Baca Juga: IHSG Melemah ke 6.565 Kamis (16/3), Net Sell Asing Tembus Rp 732 Miliar
Lagarde menekankan bahwa sektor perbankan secara keseluruhan berada dalam posisi yang jauh lebih kuat daripada saat krisis keuangan 2008. Saham bank zona euro tetap mencapai posisi terendah dua bulan setelah pergerakan suku bunga sebelum pulih sebagian.
Saham-saham bank terjun bebas minggu ini. Sebab penurunan pertama adalah ketakutan oleh keruntuhan SVB. Kedua, kejatuhan nilai Credit Suisse, pemberi pinjaman yang telah lama dirundung masalah.
Tetapi Bank Nasional Swiss menyediakan pinjaman US$ 54 miliar Credit Suisse. Langkah ini mampu meredam tekanan harga saham bank terbesar kedua Swiss tersebut.

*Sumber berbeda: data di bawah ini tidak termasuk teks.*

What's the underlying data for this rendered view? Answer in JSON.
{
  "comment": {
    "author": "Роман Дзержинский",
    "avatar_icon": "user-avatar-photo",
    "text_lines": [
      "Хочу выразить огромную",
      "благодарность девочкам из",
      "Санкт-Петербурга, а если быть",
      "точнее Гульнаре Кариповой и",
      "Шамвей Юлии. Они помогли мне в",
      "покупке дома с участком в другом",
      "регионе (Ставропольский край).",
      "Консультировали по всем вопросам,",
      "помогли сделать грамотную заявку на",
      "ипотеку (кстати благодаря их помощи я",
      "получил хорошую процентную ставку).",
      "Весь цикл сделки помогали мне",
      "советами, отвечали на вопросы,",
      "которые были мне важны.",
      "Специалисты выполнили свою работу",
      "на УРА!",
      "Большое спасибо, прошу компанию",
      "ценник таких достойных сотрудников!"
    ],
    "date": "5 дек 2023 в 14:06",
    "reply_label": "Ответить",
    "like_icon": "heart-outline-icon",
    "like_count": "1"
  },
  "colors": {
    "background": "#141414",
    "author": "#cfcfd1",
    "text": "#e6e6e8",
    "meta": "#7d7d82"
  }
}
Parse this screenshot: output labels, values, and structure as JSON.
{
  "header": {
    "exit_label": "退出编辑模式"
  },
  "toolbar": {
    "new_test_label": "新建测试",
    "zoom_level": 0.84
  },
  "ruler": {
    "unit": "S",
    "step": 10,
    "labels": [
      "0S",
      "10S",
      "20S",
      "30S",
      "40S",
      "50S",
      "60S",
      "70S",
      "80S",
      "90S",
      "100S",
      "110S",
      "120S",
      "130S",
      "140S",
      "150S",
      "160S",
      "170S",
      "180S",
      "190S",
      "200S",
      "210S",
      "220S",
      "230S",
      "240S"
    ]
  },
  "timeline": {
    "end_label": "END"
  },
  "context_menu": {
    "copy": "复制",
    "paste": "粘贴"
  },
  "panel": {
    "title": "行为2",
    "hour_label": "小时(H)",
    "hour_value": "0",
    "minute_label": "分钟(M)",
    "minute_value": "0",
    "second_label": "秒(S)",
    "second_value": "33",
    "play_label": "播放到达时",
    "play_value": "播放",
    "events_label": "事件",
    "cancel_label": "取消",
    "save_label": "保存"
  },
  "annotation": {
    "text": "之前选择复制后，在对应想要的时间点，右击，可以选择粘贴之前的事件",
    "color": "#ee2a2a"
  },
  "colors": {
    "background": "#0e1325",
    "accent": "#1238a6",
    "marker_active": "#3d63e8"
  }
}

Kekhawatiran utama ECB adalah bahwa kebijakan moneter bekerja melalui sistem perbankan. Krisis keuangan yang parah akan membuat kebijakan bank sentral tidak efektif.
Itu membuat ECB dalam dilema, mengadu mandat melawan inflasi dengan kebutuhan untuk menjaga stabilitas keuangan dalam menghadapi gejolak impor yang luar biasa.
Wakil Presiden ECB Luis de Guindos mengatakan eksposur Zona Euro ke Credit Suisse cukup terbatas.
Baca Juga: Rupiah Spot Melemah Hari Ini, Intip Prediksi Untuk Jumat (17/3)
Inflasi, tanggung jawab utama bank, jauh lebih tinggi daripada krisis sebelumnya. Proyeksi baru ECB, yang diterbitkan pada hari Kamis, memperkirakan inflasi di atas target 2% hingga 2025, kekhawatiran utama bagi banyak pembuat kebijakan.
ECB menyebut inflasi kemungkinan akan mencapai rata-rata 5,3% tahun ini, 2,9% pada 2024 dan 2,1% pada 2025. ECB menambahkan bahwa proyeksi ini dihitung sebelum gejolak perbankan yang muncul dua pekan terakhir.
Lagarde mencatat bank mulai melihat tanda-tanda bahwa pengetatan kebijakan berdampak pada perekonomian, terutama melalui saluran kredit.
Meski krisis perbankan sistemik umumnya berubah menjadi resesi yang dalam, sistem keuangan zona euro berada dalam kondisi terbaiknya selama bertahun-tahun. Modal, likuiditas, dan keuntungan berada pada tingkat yang sehat.
Beberapa ekonom juga berpendapat bahwa ECB memiliki banyak instrumen untuk melawan tekanan pasar, sehingga tidak perlu mengorbankan pergerakan suku bunga untuk menjaga aset keuangan tetap kuat.